Jeune fille à l’écho (La)

Lituanie (1964)

Genre : Drame familial, Romance

Écriture cinématographique : Fiction

Archives EEC, École et cinéma 2022-2023

Synopsis

C’est le dernier jour des vacances pour Vika. Vêtue de sa robe ample, les cheveux au vent, elle arpente le littoral déjà maintes fois foulé par ses pieds nus au cours de l’été. Libre de ses mouvements et de la présence des adultes, cette petite fille hardie, cor de chasse autour du cou, laisse son innocence et sa curiosité la guider, sans crainte. Vika s’amuse de tout ce qui lui est offert : les vagues deviennent pistes de danse, le sable immense ardoise et les coquillages une chorale marine. Entre plongeons et baignades, elle rend visite à ses amis, rochers anthropomorphes, dont elle seule détient les secrets du langage. De nature effrontée, elle ne se laisse pas impressionner par le groupe de garçons, autres résidents de cette plage hors du monde et du temps. Vika leur tient tête jusqu’à démonter leurs jeux de pouvoir.

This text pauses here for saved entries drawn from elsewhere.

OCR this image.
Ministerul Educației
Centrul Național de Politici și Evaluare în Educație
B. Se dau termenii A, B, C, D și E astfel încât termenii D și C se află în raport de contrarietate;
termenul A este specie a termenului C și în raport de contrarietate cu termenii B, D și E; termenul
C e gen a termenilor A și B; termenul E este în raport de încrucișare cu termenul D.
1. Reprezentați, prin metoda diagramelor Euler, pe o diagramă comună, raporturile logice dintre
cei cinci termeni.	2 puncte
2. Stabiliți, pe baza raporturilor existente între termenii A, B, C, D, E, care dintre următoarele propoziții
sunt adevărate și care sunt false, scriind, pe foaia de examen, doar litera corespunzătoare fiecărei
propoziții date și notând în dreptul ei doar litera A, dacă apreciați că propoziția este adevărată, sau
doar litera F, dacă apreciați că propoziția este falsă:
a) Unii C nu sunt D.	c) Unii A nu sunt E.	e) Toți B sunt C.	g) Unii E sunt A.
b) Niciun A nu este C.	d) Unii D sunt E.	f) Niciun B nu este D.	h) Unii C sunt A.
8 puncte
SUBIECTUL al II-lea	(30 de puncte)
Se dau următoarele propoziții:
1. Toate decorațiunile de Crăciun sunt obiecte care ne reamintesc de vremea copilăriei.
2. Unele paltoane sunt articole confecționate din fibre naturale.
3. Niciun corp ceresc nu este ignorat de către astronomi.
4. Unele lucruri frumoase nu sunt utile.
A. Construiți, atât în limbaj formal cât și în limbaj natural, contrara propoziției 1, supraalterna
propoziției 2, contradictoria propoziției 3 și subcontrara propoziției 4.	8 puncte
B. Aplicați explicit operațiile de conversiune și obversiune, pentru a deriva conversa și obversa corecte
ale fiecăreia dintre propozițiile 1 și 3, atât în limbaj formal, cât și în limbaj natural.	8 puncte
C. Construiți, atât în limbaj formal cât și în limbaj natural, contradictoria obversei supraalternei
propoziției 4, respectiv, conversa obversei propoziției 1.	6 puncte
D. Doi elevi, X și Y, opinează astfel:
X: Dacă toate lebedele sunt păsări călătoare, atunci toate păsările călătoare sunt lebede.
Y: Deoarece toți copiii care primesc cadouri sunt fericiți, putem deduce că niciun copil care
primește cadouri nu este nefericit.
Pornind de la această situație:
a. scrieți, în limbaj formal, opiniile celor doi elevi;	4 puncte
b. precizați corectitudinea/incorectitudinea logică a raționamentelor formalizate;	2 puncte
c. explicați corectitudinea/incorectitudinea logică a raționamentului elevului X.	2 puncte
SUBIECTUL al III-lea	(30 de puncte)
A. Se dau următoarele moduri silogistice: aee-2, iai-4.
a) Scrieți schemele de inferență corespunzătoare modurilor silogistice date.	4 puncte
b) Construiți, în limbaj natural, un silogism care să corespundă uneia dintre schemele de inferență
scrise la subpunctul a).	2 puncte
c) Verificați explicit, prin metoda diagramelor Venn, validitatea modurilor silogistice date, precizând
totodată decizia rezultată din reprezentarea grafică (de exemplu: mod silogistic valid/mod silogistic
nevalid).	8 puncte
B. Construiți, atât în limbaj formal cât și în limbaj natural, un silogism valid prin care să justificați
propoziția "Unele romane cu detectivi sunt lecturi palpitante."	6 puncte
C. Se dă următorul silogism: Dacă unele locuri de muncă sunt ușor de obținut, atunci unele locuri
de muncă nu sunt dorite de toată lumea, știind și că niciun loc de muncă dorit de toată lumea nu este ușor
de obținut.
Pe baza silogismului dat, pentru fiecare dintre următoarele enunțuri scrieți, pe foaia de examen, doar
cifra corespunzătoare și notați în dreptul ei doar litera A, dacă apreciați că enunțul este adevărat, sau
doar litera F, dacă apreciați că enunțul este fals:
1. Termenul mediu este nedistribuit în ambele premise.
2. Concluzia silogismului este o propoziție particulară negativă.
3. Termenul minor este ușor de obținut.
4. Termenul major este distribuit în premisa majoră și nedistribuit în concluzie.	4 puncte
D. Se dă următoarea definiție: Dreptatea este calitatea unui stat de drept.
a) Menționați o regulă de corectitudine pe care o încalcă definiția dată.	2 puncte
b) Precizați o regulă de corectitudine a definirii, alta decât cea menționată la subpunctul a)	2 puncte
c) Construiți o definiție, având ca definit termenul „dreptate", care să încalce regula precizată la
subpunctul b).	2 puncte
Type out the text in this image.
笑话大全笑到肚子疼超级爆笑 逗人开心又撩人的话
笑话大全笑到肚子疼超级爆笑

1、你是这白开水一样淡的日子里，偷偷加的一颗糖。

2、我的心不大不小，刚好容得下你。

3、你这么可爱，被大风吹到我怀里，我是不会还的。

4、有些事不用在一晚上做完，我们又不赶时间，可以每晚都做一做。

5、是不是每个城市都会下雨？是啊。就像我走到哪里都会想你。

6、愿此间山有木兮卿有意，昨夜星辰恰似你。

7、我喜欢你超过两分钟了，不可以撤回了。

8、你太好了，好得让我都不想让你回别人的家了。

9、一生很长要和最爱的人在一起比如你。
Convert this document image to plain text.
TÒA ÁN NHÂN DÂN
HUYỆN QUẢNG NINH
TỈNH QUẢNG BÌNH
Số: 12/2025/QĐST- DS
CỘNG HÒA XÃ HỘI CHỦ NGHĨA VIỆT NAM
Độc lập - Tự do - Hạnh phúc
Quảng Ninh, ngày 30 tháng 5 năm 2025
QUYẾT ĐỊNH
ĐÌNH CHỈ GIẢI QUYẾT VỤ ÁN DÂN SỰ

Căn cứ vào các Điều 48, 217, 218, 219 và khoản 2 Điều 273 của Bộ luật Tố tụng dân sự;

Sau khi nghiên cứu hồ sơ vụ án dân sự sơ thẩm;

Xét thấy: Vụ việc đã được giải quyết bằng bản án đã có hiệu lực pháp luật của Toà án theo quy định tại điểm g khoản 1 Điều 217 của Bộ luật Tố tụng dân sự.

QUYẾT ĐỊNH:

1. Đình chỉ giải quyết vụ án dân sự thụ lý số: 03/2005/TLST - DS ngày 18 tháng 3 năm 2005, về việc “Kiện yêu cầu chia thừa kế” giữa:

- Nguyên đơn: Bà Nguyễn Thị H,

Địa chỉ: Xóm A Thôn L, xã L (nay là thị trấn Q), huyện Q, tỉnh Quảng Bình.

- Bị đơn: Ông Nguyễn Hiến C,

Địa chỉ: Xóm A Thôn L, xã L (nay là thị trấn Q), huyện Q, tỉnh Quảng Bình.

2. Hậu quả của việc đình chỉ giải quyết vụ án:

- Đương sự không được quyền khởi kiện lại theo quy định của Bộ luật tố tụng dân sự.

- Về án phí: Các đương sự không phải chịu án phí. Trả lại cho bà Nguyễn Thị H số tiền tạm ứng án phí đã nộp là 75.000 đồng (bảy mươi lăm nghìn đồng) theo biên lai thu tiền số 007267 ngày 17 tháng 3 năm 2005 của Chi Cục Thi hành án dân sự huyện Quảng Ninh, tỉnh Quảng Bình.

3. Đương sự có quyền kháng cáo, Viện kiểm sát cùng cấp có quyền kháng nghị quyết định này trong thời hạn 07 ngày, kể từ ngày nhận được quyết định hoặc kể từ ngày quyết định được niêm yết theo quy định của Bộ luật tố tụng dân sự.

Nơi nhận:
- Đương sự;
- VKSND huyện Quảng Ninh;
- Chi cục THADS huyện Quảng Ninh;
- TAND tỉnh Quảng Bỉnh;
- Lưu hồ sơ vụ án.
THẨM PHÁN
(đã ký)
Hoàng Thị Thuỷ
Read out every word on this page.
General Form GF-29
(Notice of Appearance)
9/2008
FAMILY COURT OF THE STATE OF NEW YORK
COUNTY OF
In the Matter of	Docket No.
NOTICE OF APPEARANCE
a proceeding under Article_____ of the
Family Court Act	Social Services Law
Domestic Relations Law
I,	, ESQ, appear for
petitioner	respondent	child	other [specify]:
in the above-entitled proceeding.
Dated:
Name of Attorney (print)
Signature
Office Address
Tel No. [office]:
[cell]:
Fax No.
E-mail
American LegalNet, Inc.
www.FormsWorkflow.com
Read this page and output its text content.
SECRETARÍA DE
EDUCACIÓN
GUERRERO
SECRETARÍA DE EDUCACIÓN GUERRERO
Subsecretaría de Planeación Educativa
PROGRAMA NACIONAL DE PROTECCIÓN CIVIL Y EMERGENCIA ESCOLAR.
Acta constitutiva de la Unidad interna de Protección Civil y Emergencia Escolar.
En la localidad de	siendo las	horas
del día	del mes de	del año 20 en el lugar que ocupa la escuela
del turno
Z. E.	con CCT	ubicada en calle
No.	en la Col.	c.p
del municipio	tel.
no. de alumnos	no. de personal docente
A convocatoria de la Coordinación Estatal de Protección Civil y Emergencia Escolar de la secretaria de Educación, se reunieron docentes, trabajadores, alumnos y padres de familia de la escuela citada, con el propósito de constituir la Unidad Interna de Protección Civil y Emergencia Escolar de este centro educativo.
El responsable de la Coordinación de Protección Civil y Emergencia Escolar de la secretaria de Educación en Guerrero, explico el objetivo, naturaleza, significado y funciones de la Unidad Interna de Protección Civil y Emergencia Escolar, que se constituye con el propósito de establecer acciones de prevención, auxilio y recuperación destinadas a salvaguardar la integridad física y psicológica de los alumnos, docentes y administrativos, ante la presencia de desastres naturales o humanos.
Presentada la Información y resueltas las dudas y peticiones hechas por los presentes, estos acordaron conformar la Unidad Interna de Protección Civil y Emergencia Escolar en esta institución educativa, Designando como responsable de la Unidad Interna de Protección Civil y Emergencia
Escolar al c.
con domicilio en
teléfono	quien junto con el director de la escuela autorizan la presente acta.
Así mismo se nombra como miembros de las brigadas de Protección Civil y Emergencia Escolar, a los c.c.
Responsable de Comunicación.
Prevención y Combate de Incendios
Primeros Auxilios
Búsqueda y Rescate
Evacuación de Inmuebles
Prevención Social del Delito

Romas, un nouvel arrivant intrigué par cette petite fille intrépide, obtient sa confiance et sa sympathie. Elle le conduit jusqu’au creux des regs pour lui confier son secret.

Distribution

Vika : Lina Braknytė
Romas : Valeri Zoubarev
Le père de Vika : Bronius Babkauskas
Le grand-père de Vika : Kalju Karmas

Générique

Réalisateur : Arūnas Žebriūnas
Scénaristes : Youri Naguibine, Arūnas Žebriūnas, Anatolijus Čerčenko
Chef opérateur : Jonas Gricius
Décors : Algirdas Ničius
Musique : Algimantas Bražinskas

Autour du film

La Jeune fille à l’écho, réalisé par Arūnas Žebriūnas en 1964 s’intitulait à l’époque «Le dernier jour des vacances». La première du film eut lieu le 23 Mars 1965 à Vilnius. Par la suite le film a été interdit de représentation après quelques séances. Les pédagogues les plus rétrogrades se sont offusqués de la nudité de l’enfant, y percevant un côté amoral. Cependant, quand le film a été récompensé par le Grand Prix au festival de Cannes dans la catégorie jeunesse, il fut de retour sur les écrans et accueillit plus de 6 millions de spectateurs. Il reçut également «La Voile d’Argent» au festival de Locarno pour « son atmosphère lyrique, la fraîcheur de ses sentiments et la beauté du paysage. ». Aujourd’hui, La Jeune fille à l’écho est l’une des œuvres les plus importantes du cinéma lituanien, fédérant plus d’une génération de spectateurs.

« En 1964, ayant ressenti un lien de plus en plus ténu avec la société et sa vie chaotique, je me suis enfui et je me suis assis sous un arbre. Ce n’était pas en Lituanie mais dans les montagnes du Caucase en Crimée à l’ombre du rocher surnommé le Doigt du diable. »

Ainsi a débuté le processus de création de La Jeune fille à l’écho, confie le réalisateur. Le film a été réalisé à plusieurs endroits de la péninsule de Crimée, dans les montagnes de Kara-Dak et sur les rives noires de la ville de Sudak. Il a été tourné en russe, pour que tous les habitants de l’URSS comprennent, puis il a été doublé en lituanien. La Jeune fille à l’écho, se distingue par ses aspects visuels et son esthétique épurée. Résultat du travail de l’opérateur Jonas Gricius et de ses assistants Jonas Tomaševičius et Algirdas Araminas.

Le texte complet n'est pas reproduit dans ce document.